Das zurückliegende Jahr war für Julia aus Zapfendorf im Kreis Bamberg geprägt von Klinikaufenthalten, Rückschlägen, Fortschritten, Hoffnung und Angst. Im März 2025 erhielt sie die Diagnose Leukämie, die als aggressiv eingestuft wurde. Nach einer Chemotherapie benötigte die heute 24-Jährige eine Stammzelltransplantation, um weiterleben zu können.
Zunächst testete man ihren Bruder, der letztlich nicht als Spender infrage kam, wie sie im Gespräch mit inFranken.de am 24. April 2026 berichtet. Nach dem Test von Geschwistern sei dann die Suche nach einem Fremdspender an der Reihe, wie sie erklärt. In Franken fanden daraufhin zahlreiche Registrierungsaktionen statt. Doch Julia hatte großen Therapiedruck und Ärzte sagten ihr, dass die Auswertungen wohl zu lange dauern würden.
Nach Stammzelltransplantation: Julia aus Zapfendorf übersteht weitere "Negativspirale"
Da in den Datenbanken kein Spender zu finden war, "haben sie meine Eltern getestet", erinnert sich Julia.
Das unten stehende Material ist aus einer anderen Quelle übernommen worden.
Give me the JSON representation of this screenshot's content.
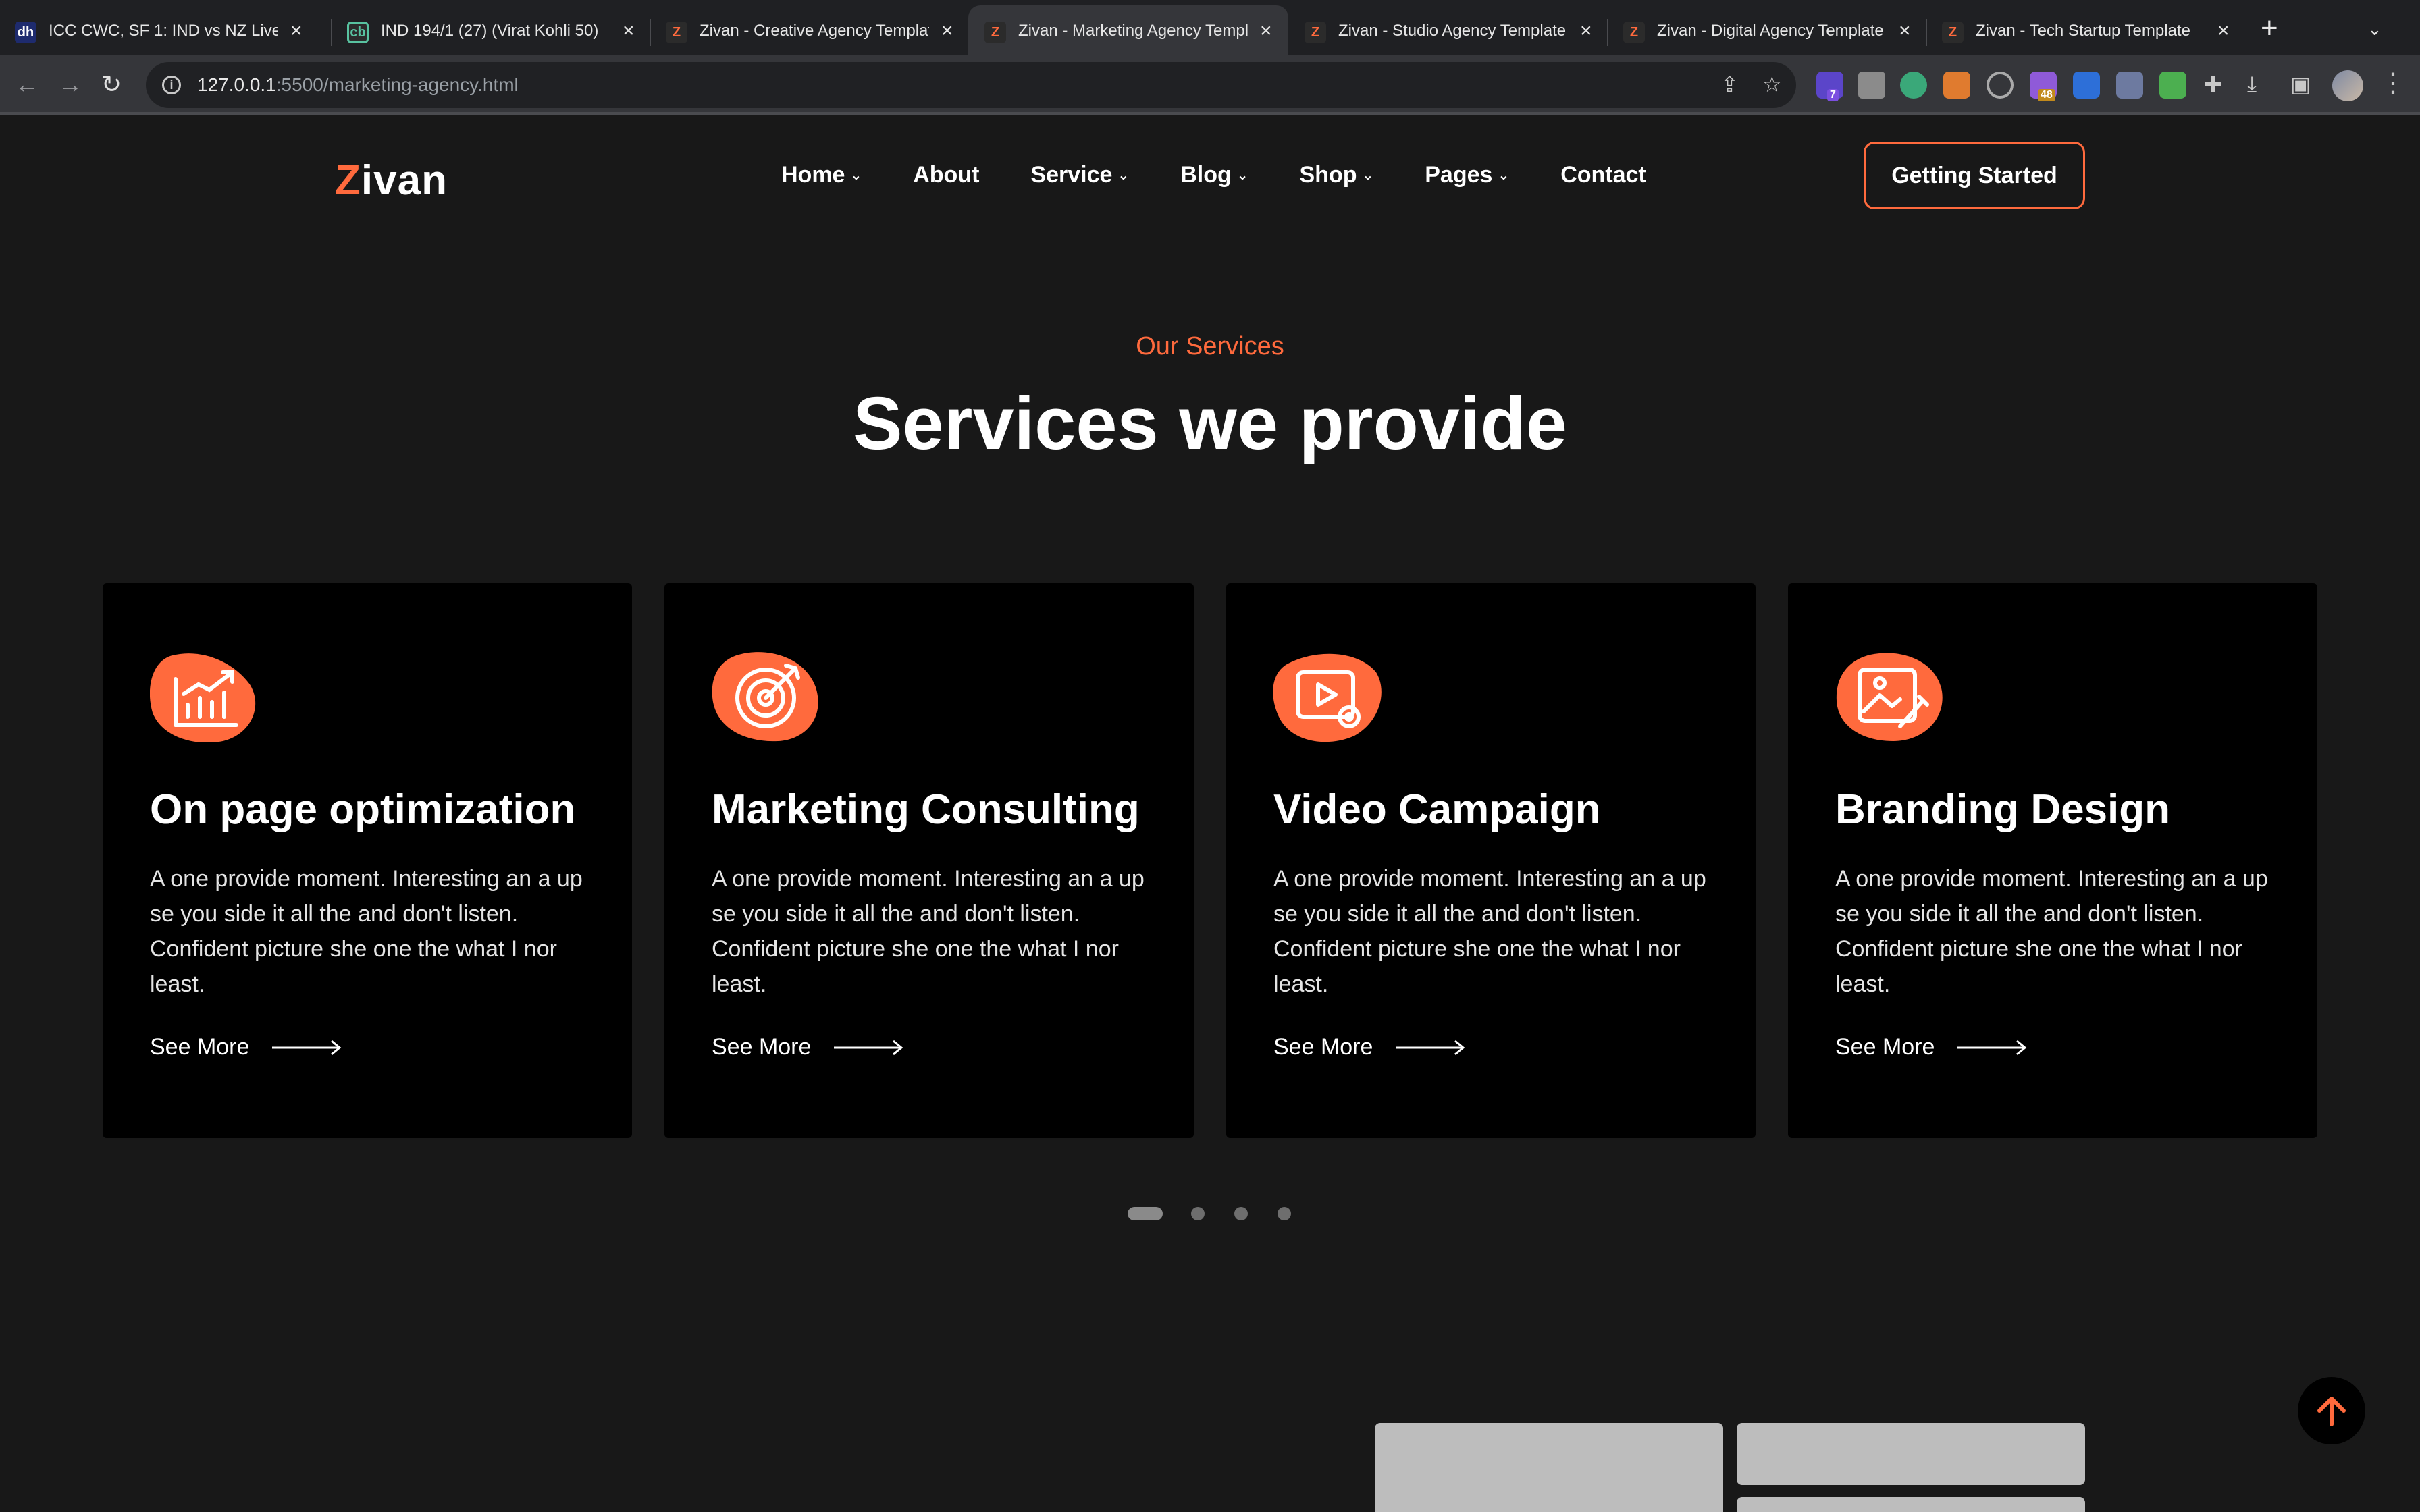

Beide passten zur Hälfte mit den Merkmalen ihrer Tochter überein. Die Wahl fiel schließlich auf ihre Mutter. Auf ihrem Instagram-Account postete Julia am 28. Mai 2025 dann ein bewegendes Video aus einem Rückblick auf ihre Kindheit bis zum Ultraschallbild. Darüber steht: "Deine Mutter schenkt dir zum zweiten Mal das Leben."
In einem Text schrieb sie: "Heute ist es endlich so weit, ich bekomme die Stammzellen von meiner Mama. Ich kann's einfach nicht glauben und hoffe, damit kann die Leukämie endlich langfristig behandelt werden." Sie sei ihr "für alles, was sie tut, so unglaublich dankbar" und sehe den 28. Mai als ihren zweiten Geburtstag an. Die Transplantation verlief im Großen und Ganzen gut, doch es sollten weitere sieben kräftezehrende Monate im Krankenhaus folgen. Julia fing sich im August wohl über das Essen einen Ehec-Virus ein, der sie in eine "Negativspirale" brachte.
Julia musste unter anderem eine Darmentzündung und ein Nierenversagen durchleben und benötigte viele Blutspenden. "Wenn ich sie nicht bekommen hätte, wäre ich heute nicht mehr da", sagt sie und macht auf die große Bedeutung von Blutspenden aufmerksam. Antikörper ließen Julia allmählich genesen und seit etwa einem Jahr ist sie krebsfrei. Die 24-Jährige kann ihrem Biochemiestudium wieder nachgehen und sich endlich wieder auf einen gemeinsamen Urlaub mit ihrem Freund freuen. Am 8. März schrieb sie auf Instagram: "Es sind immer noch viele Höhen und Tiefen, aber ich bin total stolz auf meinen Körper." Weitere Nachrichten aus Bamberg und Umgebung findest du in unserem Lokalressort.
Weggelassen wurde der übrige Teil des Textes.